A tight association between the ECM protein TNC and early inflammatory responses has been described (10). However, the clinical implications of TNC in obesity and adipose tissue remodeling remain largely unknown. Our findings provide evidence, for the first time, that TNC levels are increased in obese subjects in comparison with lean volunteers as well as in VAT compared with SAT. Consistently, we further show that the adipose tissue gene expression levels of Tnc are also increased in two murine models of obesity representative of the genetically based and exogenously induced disease. We also demonstrate that the increased transcript levels of TNC observed in obesity are further aggravated in the presence of NAFLD. Of interest, a correlation between gene expression levels of TNC and TLR4 as well as MMP2 and MMP9 in VAT was found. Finally, we show that the proinflammatory cytokine TNF-α elevates the mRNA levels of TNC in cultures of human visceral adipocytes and SVFC.
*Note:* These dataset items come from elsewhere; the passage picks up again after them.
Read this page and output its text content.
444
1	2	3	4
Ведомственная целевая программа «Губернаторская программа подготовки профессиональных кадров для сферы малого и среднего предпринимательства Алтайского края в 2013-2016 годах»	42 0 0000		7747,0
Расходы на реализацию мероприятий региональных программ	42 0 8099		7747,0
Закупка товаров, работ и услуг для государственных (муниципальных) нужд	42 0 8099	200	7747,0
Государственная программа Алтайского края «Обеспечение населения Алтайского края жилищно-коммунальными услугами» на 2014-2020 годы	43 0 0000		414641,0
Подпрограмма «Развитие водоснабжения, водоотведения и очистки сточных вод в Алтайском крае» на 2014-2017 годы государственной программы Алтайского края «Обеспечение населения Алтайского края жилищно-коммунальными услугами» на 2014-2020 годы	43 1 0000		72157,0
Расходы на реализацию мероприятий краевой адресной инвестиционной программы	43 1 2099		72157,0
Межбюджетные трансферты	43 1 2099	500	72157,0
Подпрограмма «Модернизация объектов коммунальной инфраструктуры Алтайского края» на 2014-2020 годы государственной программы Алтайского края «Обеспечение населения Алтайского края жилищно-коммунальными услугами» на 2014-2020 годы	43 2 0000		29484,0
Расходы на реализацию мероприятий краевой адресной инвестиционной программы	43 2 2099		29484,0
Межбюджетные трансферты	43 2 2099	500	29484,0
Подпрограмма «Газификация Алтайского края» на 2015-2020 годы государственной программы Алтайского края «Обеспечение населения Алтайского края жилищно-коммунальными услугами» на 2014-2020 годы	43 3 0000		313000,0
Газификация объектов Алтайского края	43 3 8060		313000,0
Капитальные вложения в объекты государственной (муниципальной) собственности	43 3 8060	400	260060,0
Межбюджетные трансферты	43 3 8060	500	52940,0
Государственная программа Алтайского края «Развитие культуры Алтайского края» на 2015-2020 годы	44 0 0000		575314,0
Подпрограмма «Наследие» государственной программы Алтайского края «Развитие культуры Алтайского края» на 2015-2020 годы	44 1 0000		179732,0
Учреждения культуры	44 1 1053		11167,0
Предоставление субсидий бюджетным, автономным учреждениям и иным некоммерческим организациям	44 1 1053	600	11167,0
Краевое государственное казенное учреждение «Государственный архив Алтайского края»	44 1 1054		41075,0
VAT and SAT display different morphological and functional features with the increased visceral adiposity being responsible of the metabolic abnormalities related to obesity (28). Our study is the first to show that obese patients exhibit an 8-fold increase in gene expression levels of TNC in VAT compared with lean individuals, whereas no differences are evident in SAT. The significant positive correlation found between TNC levels and BF indicates that TNC is related to the adipose tissue amount. Interestingly, the expression of TNC is highly regulated and shows a highly circumscribed pattern of expression to areas of active tissue reorganization and inflammation, suggesting a link between an increase of ECM remodeling in VAT and its inflammatory profile (15). In addition to cellular adhesion receptors, cells also express receptors for ECM proteins, such as TLR, whose activation lead to the up-regulation of intracellular signaling pathways resulting in the production of inflammatory cytokines. In this regard, we detected higher expression levels of TLR4 in both obese groups compared with lean volunteers as well as a positive association with the TNC expression levels. Recently it has been identified that the activation of TLR4 through TNC is required for maintaining joint inflammation but not for the initiation of inflammation (17). Moreover, Tnc-knockout mice have been shown to be protected from sustained and erosive joint inflammation. Induction of TNC is highly associated with a wide range of diseases related to inflammation, including diabetes, atherosclerosis, ulcerative colitis, inflammatory bowel disease, vasculitis, or lung inflammation (29). An early inflammatory response is generally associated with enhanced TNC levels both in plasma and tissue (13). In this sense, plasma levels of TNC constitute a well-known indicator for inflammatory bowel disease, chronic hepatitis C, or myocardial infarction (30, 31). It would be very interesting to evaluate circulating levels of TNC in light of its physiological consequences. The study of circulating levels of TNC may help to better understand the role of TNC in obesity and its associated comorbidities.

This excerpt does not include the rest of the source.